The Seljuks circled around Romanus’ division in the centre, cutting it off from the wings. The emperor was trapped and fighting for his life. In this moment of crisis Romanus called on Andronicus Ducas to lead the reserve to his aid - but Ducas took no notice and continued retreating, unmolested by the Turks. Seeing that the emperor was in difficulties he had set up the cry that Romanus was dead and ordered his men to retreat to the camp. He had chosen his moment supremely well: the Ducas clan was avenged - but at what cost to his people and nation. With both Byzantine wings in full retreat pursued by thousands of triumphant Muslim warriors, Alp Arslan concentrated his attacks on the cream of the imperial army, which was trapped and fighting desperately around the emperor. Pouring volleys of arrows into the fast-diminishing circle of defenders, the Seljuks soon identified Romanus himself, surrounded by a ring of Varangian Guards in their scarlet cloaks and swinging their deadly axes. Some of them were replaying the tragic scene of five years before when they had fought around Harold Godwinson’s banner of the Fighting Man at Hastings.

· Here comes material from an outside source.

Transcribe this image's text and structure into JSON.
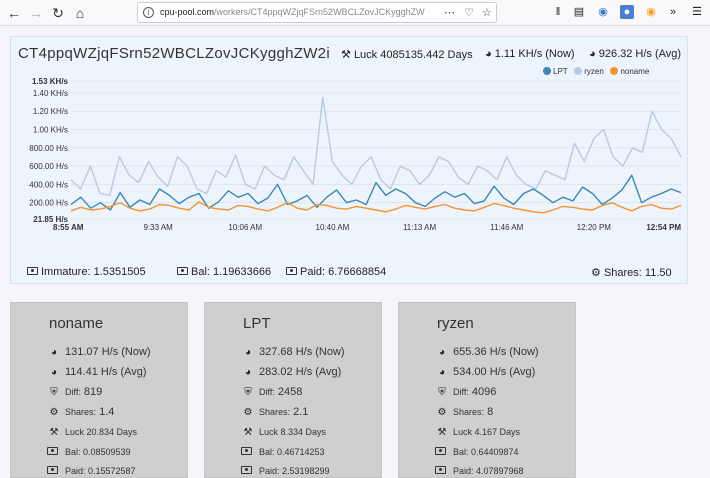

Romanus himself fought furiously until his horse was killed by an arrow and fell, pinning him to the ground. A Mamluke warrior dragged him clear, taking prisoner for the first time in the history of the Empire a living Byzantine emperor. As Romanus was led away from the carnage the last remnants of the Byzantine regular army were being routed by the Turks. Some mercenaries fought to the end, but others, like the Uzes, had deserted to the enemy or joined Ducas in his treacherous flight. Alp Arslan treated the captive emperor with more kindness than his own people were to show him. When news of the disaster reached Constantinople the exiled John Ducas seized power, deposing Romanus in favour of the young Michael VII. Shortly afterwards Romanus was released and allowed to return home, but the traitor Andronicus Ducas led an army against him and, in spite of giving him a guarantee of safety, seized the ex-emperor and blinded him so horribly that he died from his wounds. It is said that Alp Arslan wept at the news.

But the damage was done. The Byzantine empire had been fatally weakened, and Turkish freebooters raided openly even up to the outskirts of Constantinople. Christian pilgrims were prevented from visiting the holy places and Jerusalem was now more firmly than ever in the hands of Islam. Only a great response by the Christians of the West - by people and princes - could reverse the consequences of the battle of Manzikert.